Poker got its first public attention on Capitol Hill for 2012 on Thursday with a second hearing in the Senate Committee on Indian Affairs.
Witnesses for the hearing were broken into three groups (written testimony linked): representing the Indian tribes, Robert Odawi Porter, president of the Seneca Nation of Indians; scholars Kevin Washburn, dean of the School of Law Administration at the University of New Mexico, I. Nelson Rose, professor at Whittier Law School, and Alex Skibine, professor of law at the University of Utah; and lawyers Patrick Fleming, litigation support director for the Poker Players Alliance, and Glenn Feldman, from the Phoenix-based law firm Marsical, Weeks, McIntyre and Friedlander.
Porter set up the tribal concerns by framing the discussion around two questions: "Will the decisions of Congress on Internet gaming support or destroy Indian gaming jobs held by our tribal citizens and our neighbors and will your decisions support or erode our gaming revenue that tribal nations use to fund essential government programs and services?"
Fleming suggested that Internet poker is not a threat to tribal gaming interests because, according to a 2010 Spectrum Study prepared for the National Indian Gaming Association, Tribal poker operations account for only 1 percent of Tribal gaming revenue.
The DOJ opinion has opened up the opportunity for states to address Internet gaming, and some of them, like New Jersey, are considering other forms of casino gaming that would be direct competition to Indian casino interests. Fleming also pointed out that, years ago, there were hardly any poker rooms in Las Vegas or Atlantic City until the Internet poker boom came along and generated interest from people who wanted to play live in a social environment.
"What I think is very important is that we realize that Internet poker functions differently from slot machines, Internet roulette and other traditional casino games," Fleming said. "It presents not a threat, in my opinion, but an opportunity. They can use Internet poker to help bring people into their land-based casinos and support their operations."
Porter's other concern was that Indian tribes are allowed to participate as equal partners.
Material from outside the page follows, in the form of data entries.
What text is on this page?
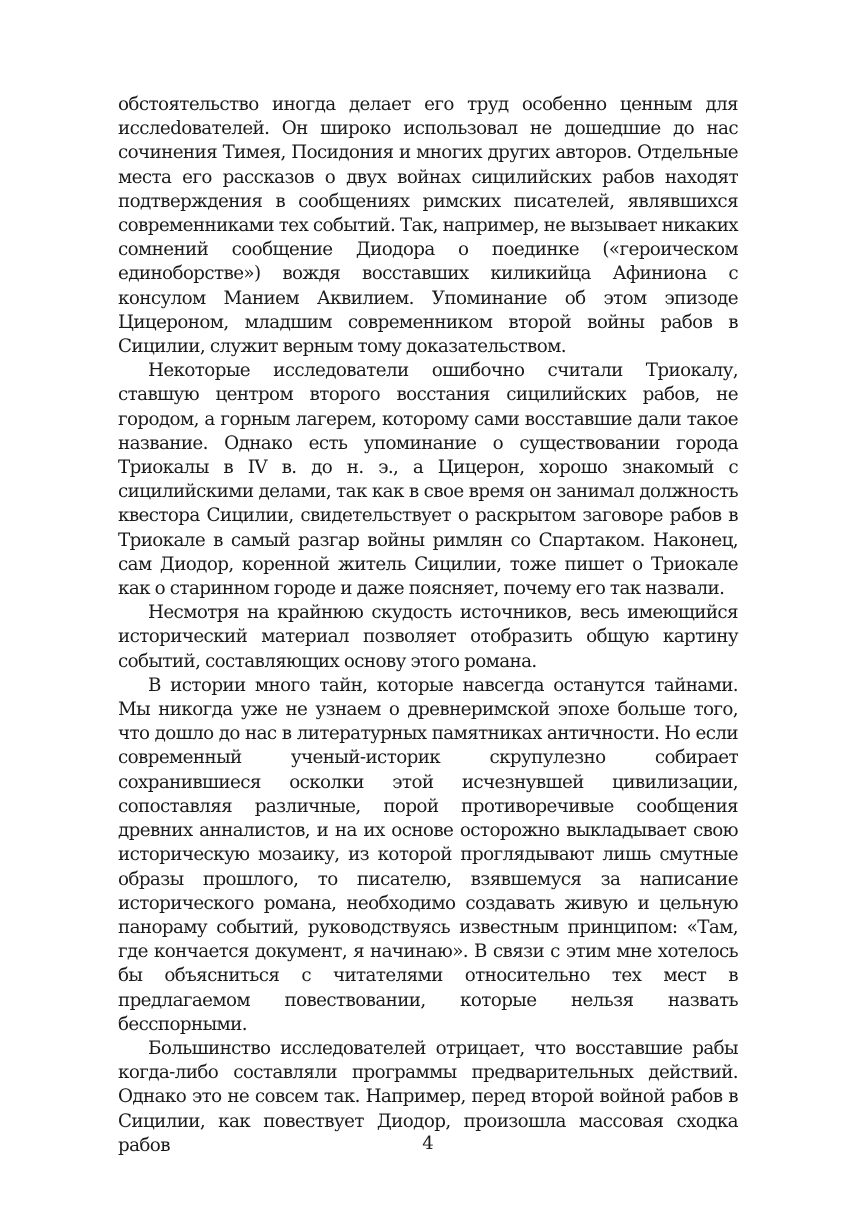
обстоятельство иногда делает его труд особенно ценным для исслеdователей. Он широко использовал не дошедшие до нас сочинения Тимея, Посидония и многих других авторов. Отдельные места его рассказов о двух войнах сицилийских рабов находят подтверждения в сообщениях римских писателей, являвшихся современниками тех событий. Так, например, не вызывает никаких сомнений сообщение Диодора о поединке («героическом единоборстве») вождя восставших киликийца Афиниона с консулом Манием Аквилием. Упоминание об этом эпизоде Цицероном, младшим современником второй войны рабов в Сицилии, служит верным тому доказательством.

Некоторые исследователи ошибочно считали Триокалу, ставшую центром второго восстания сицилийских рабов, не городом, а горным лагерем, которому сами восставшие дали такое название. Однако есть упоминание о существовании города Триокалы в IV в. до н. э., а Цицерон, хорошо знакомый с сицилийскими делами, так как в свое время он занимал должность квестора Сицилии, свидетельствует о раскрытом заговоре рабов в Триокале в самый разгар войны римлян со Спартаком. Наконец, сам Диодор, коренной житель Сицилии, тоже пишет о Триокале как о старинном городе и даже поясняет, почему его так назвали.

Несмотря на крайнюю скудость источников, весь имеющийся исторический материал позволяет отобразить общую картину событий, составляющих основу этого романа.

В истории много тайн, которые навсегда останутся тайнами. Мы никогда уже не узнаем о древнеримской эпохе больше того, что дошло до нас в литературных памятниках античности. Но если современный ученый-историк скрупулезно собирает сохранившиеся осколки этой исчезнувшей цивилизации, сопоставляя различные, порой противоречивые сообщения древних анналистов, и на их основе осторожно выкладывает свою историческую мозаику, из которой проглядывают лишь смутные образы прошлого, то писателю, взявшемуся за написание исторического романа, необходимо создавать живую и цельную панораму событий, руководствуясь известным принципом: «Там, где кончается документ, я начинаю». В связи с этим мне хотелось бы объясниться с читателями относительно тех мест в предлагаемом повествовании, которые нельзя назвать бесспорными.

Большинство исследователей отрицает, что восставшие рабы когда-либо составляли программы предварительных действий. Однако это не совсем так. Например, перед второй войной рабов в Сицилии, как повествует Диодор, произошла массовая сходка рабов	4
He called out gaming interests in Nevada and New Jersey for pushing for monopolistic control of Internet gaming.
"This brazen power grab is based on a lie, a fiction, that big-Nevada and New Jersey interests alone are sophisticated enough and strong enough to operate Internet gaming businesses," Porter said. "They are determined to shove Indian gaming away from the table."
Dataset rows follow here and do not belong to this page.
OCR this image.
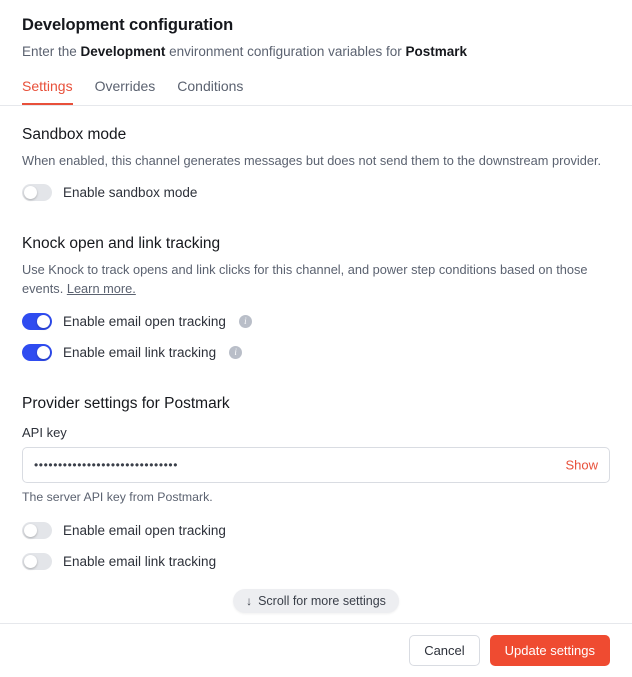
Development configuration

Enter the Development environment configuration variables for Postmark

Settings Overrides Conditions
Sandbox mode

When enabled, this channel generates messages but does not send them to the downstream provider.

Enable sandbox mode
Knock open and link tracking

Use Knock to track opens and link clicks for this channel, and power step conditions based on those events. Learn more.

Enable email open tracking	i
Enable email link tracking	i
Provider settings for Postmark

API key

••••••••••••••••••••••••••••••	Show

The server API key from Postmark.

Enable email open tracking
Enable email link tracking
↓ Scroll for more settings
Cancel	Update settings
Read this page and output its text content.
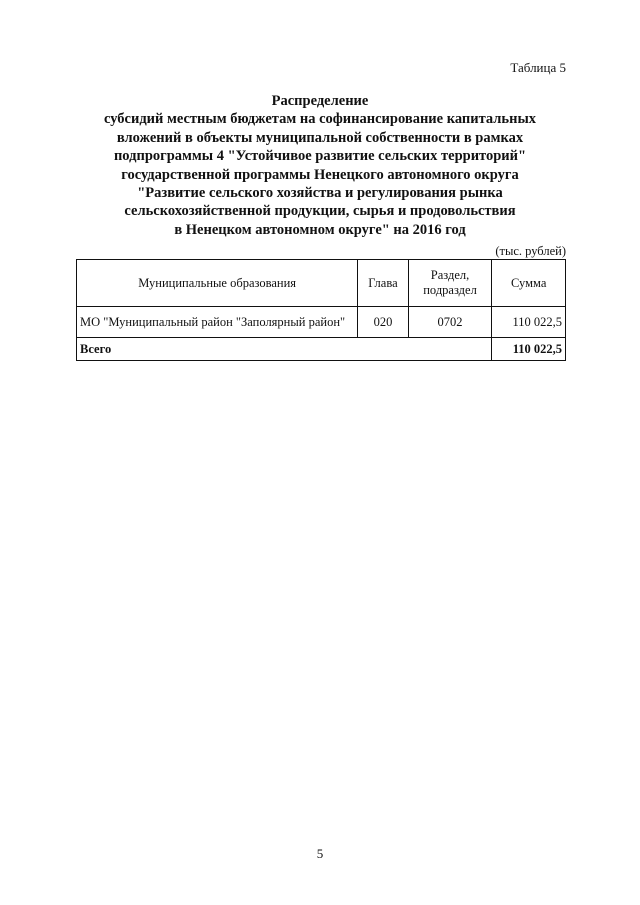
Таблица 5
Распределение
субсидий местным бюджетам на софинансирование капитальных
вложений в объекты муниципальной собственности в рамках
подпрограммы 4 "Устойчивое развитие сельских территорий"
государственной программы Ненецкого автономного округа
"Развитие сельского хозяйства и регулирования рынка
сельскохозяйственной продукции, сырья и продовольствия
в Ненецком автономном округе" на 2016 год
(тыс. рублей)
Муниципальные образования	Глава	Раздел,
подраздел	Сумма
МО "Муниципальный район "Заполярный район"	020	0702	110 022,5
Всего			110 022,5
5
The general conclusion at the hearing, which lasted about an hour and 20 minutes, seemed to be that federal legislation to regulate Internet poker was needed to ensure that online gambling is limited to poker and that the Indian tribes are permitted to participate in a competitive market.
Rose warned that the states will move on Internet gaming individually and that, depending on the state, tribes could be forced to compete for a limited number of licenses. This wouldn't be an issue for larger, more powerful tribes, but small tribes not near cities could be vulnerable. Also, the Indian Gaming Regulatory Act limits tribes to taking bets from people on the reservation, meaning the ability to take bets from people on the Internet would be a privilege granted by the state and not a right.
"The speed of change on the Internet is like dog years," Rose said. "Within much less than one decade, we're going to see Internet gambling legalized by all the states. Unless Congress figures out a way to protect particularly the small states, I think a lot of tribes are going to be out of luck."